In Mercury, the circuit court had erred in holding that the benefits to be paid from the $5,000 reserve imposed by section 627.736(4)(c) were not subject to an otherwise applicable deductible. However, that interpretation ran afoul of the plain language of §627.739(2) which sets out that the deductible amount must be applied to 100% of the expenses and losses described in §627.736.
Therefore, the emergency physicians were not entitled to payment from the insurance company, because the insurer properly applied its claim to the deductible.
TRIAL COURT ERRED IN DENYING DEFENDANT’S MOTION TO STAY EXECUTION OF AN ENGLE-RELATED JUDGMENT WHILE DEFENDANT CONSIDERS WHETHER TO FILE A PETITION FOR REVIEW IN UNITED STATES SUPREME COURT.

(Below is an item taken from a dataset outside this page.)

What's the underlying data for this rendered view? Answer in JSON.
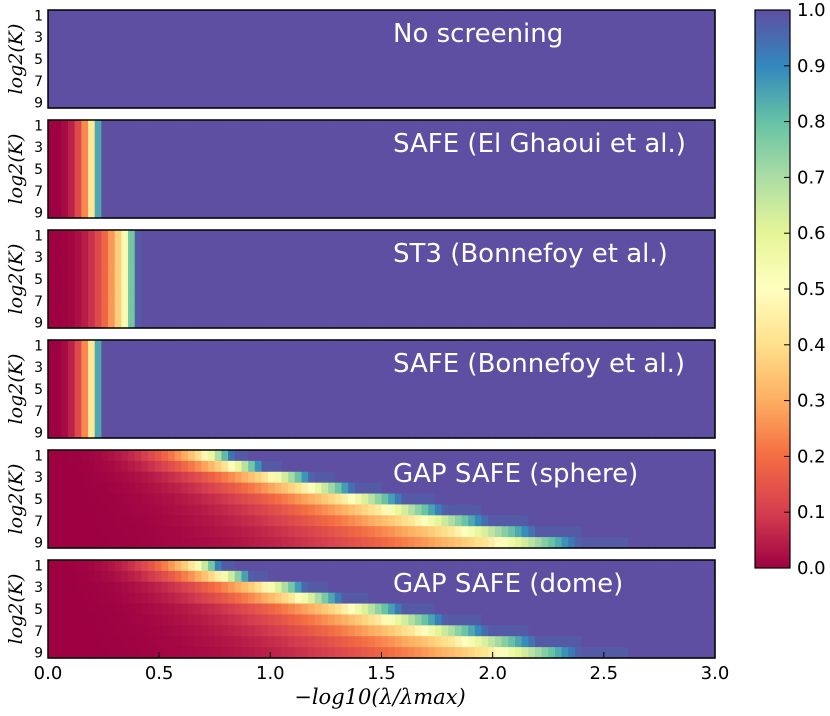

R.J. Reynolds v. Sikes, 41 Fla. Law Weekly D899 (Fla. 1st DCA April 12, 2016):
In the seemingly never ending tobacco litigation saga, the court ruled that when a defendant has taken steps to invoke its rights to seek further review increasing its bond to the full amount of the judgment in seeking to confirm the stay, then the defendant is entitled to a continued automatic stay provided by section 569.23(3)(b)(1) (a specific law addressing bond requirements in tobacco cases), Florida Statutes, until the U.S. Supreme Court completes its review, or the period for filing the petition runs.